Afterwards, they sent me an e-mail with their thoughts. They had a variety of opinions about the film, but enjoyed it and were happy for there to be a new adaptation of Daphne du Maurier’s most famous novel. They hoped the response to this film with mean that more people will want to adapt Daphne’s stories into film in the future.
They were aware that there had been many reviews. And that the new adaptation of the movie did not seem to have pleased many of the reviewers. They felt that it must be a daunting task to try to create a decent adaptation of such a beloved novel, especially when another adaptation is already so popular.
Shirley Kinney, president of the Daphne du Maurier Society of North America, said that her favourite thing about the film was the incredible set design and costuming. Everything was so colourful and lush, and some of the shots of the seaside cliffs nearly took her breath away. She noted that there was a lot of yellow in the costumes, Maxim’s suit at the beginning of the film, the vest that the main character wore at the trial, Mrs Danvers’ scarf when she jumped into the sea. She wondered if there was a metaphorical significance to it.
Shirley said she also enjoyed the twist about Mrs Danvers drowning herself. She agreed with me that it made perfect sense that she would want to be close to Rebecca, even in the way she died.
Cindy Jones, a member of the Daphne du Maurier Society of North America, and one of those present at the event in Dallas on 21st October has written a review for us about the new Netflix adaptation of Rebecca. Here it is:
Review: Netflix Remakes Rebecca
By Cindy Jones for the Daphne du Maurier Society of North America
Last night, a group of us went to Manderley again. More precisely, the Daphne du Maurier Society of North America met for dinner and a showing of the new Netflix adaptation of Rebecca. Among us were an English professor, a librarian who, as a young girl, corresponded with Ms. du Maurier—we’ve all seen the letter—and others, who, true to our heritage, thrive over discussion and debate of finer points in the stories of Daphne du Maurier. And when it comes to a new adaptation of Rebecca, the beloved novel in continuous publication since 1938, we’ve got skin in the game.
Let’s just say our reaction was mixed. Of course, none of us approved of the ubiquitous mustard suit or Maxim’s newly acquired sleepwalking affliction or those intrusive folksongs. We delighted in Keely Hawes’ depiction of Maxim’s sister, and some of us were glad to see the second Mrs. de Winter’s new backbone. And although we gave high marks for the production design, we had to wonder: what they were thinking when they put those silly vines on the floor?
We imagine Ms. du Maurier’s reaction would be mixed, as well. She might approve of the way Kristen Scott Thomas worked that lipstick, however, she might fail to be amused by the sexy sand scenes. She would most assuredly welcome the industry’s relaxation of censorship, finally allowing her plot to express itself in the third act.

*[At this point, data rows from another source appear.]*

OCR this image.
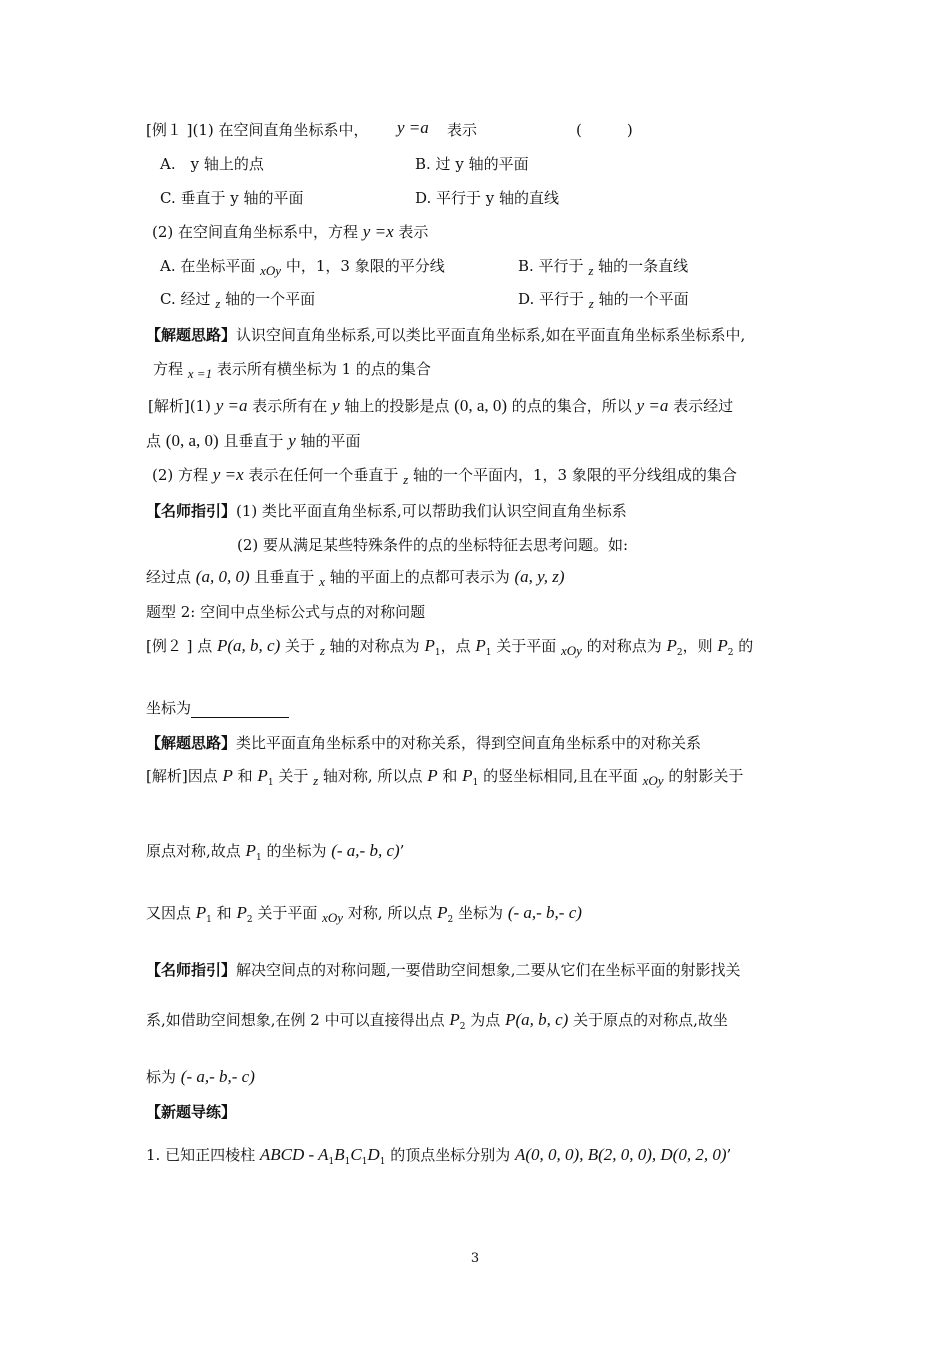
[例１ ](1) 在空间直角坐标系中， y =a 表示	(　　　)
A.　y 轴上的点	B. 过 y 轴的平面
C. 垂直于 y 轴的平面	D. 平行于 y 轴的直线
(2) 在空间直角坐标系中，方程 y =x 表示
A. 在坐标平面 xOy 中，1，3 象限的平分线	B. 平行于 z 轴的一条直线
C. 经过 z 轴的一个平面	D. 平行于 z 轴的一个平面
【解题思路】认识空间直角坐标系,可以类比平面直角坐标系,如在平面直角坐标系坐标系中,
方程 x =1 表示所有横坐标为 1 的点的集合
[解析](1) y =a 表示所有在 y 轴上的投影是点 (0, a, 0) 的点的集合，所以 y =a 表示经过
点 (0, a, 0) 且垂直于 y 轴的平面
(2) 方程 y =x 表示在任何一个垂直于 z 轴的一个平面内，1，3 象限的平分线组成的集合
【名师指引】(1) 类比平面直角坐标系,可以帮助我们认识空间直角坐标系
(2) 要从满足某些特殊条件的点的坐标特征去思考问题。如:
经过点 (a, 0, 0) 且垂直于 x 轴的平面上的点都可表示为 (a, y, z)
题型 2: 空间中点坐标公式与点的对称问题
[例２ ] 点 P(a, b, c) 关于 z 轴的对称点为 $P_1$，点 $P_1$ 关于平面 xOy 的对称点为 $P_2$，则 $P_2$ 的
坐标为
【解题思路】类比平面直角坐标系中的对称关系，得到空间直角坐标系中的对称关系
[解析]因点 P 和 $P_1$ 关于 z 轴对称, 所以点 P 和 $P_1$ 的竖坐标相同,且在平面 xOy 的射影关于
原点对称,故点 $P_1$ 的坐标为 (- a,- b, c)’
又因点 $P_1$ 和 $P_2$ 关于平面 xOy 对称, 所以点 $P_2$ 坐标为 (- a,- b,- c)
【名师指引】解决空间点的对称问题,一要借助空间想象,二要从它们在坐标平面的射影找关
系,如借助空间想象,在例 2 中可以直接得出点 $P_2$ 为点 P(a, b, c) 关于原点的对称点,故坐
标为 (- a,- b,- c)
【新题导练】
1. 已知正四棱柱 ABCD - $A_1B_1C_1D_1$ 的顶点坐标分别为 A(0, 0, 0), B(2, 0, 0), D(0, 2, 0)’
3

Yet, we have to pause here and consider. What could possibly transcend Ms. du Maurier’s sense of validation in watching the world welcome yet another adaptation of her novel more than eighty years after she wrote it? And what could be more flattering during this crazy dysfunctional time, than a peaceful gathering in the name of Rebecca, regardless of what anyone said?
The opportunity to be with Rebecca again, to return to Manderley under whatever conditions, is a gift to readers like us. Even if the screenplay was updated beyond recognition, we would still watch it, looking for that feeling of our first reading, recalling the gothic tension such as we experienced reading the Brontes, the genre-defying complexity we have sought ever since but rarely found. Adapters can adapt all they want; we’re grateful for any attempts to recapture the Rebecca we know. But forgive us for not holding our collective breath waiting on adapters. The truth is self-evident: the film is never as good as the book.
Beautifully put Cindy. We extend our thanks to Cindy Jones, Shirley Kinney and all the member of the Daphne du Maurier Society of North America. It is an enormous pleasure to be joined with you all in our affection for Daphne du Maurier.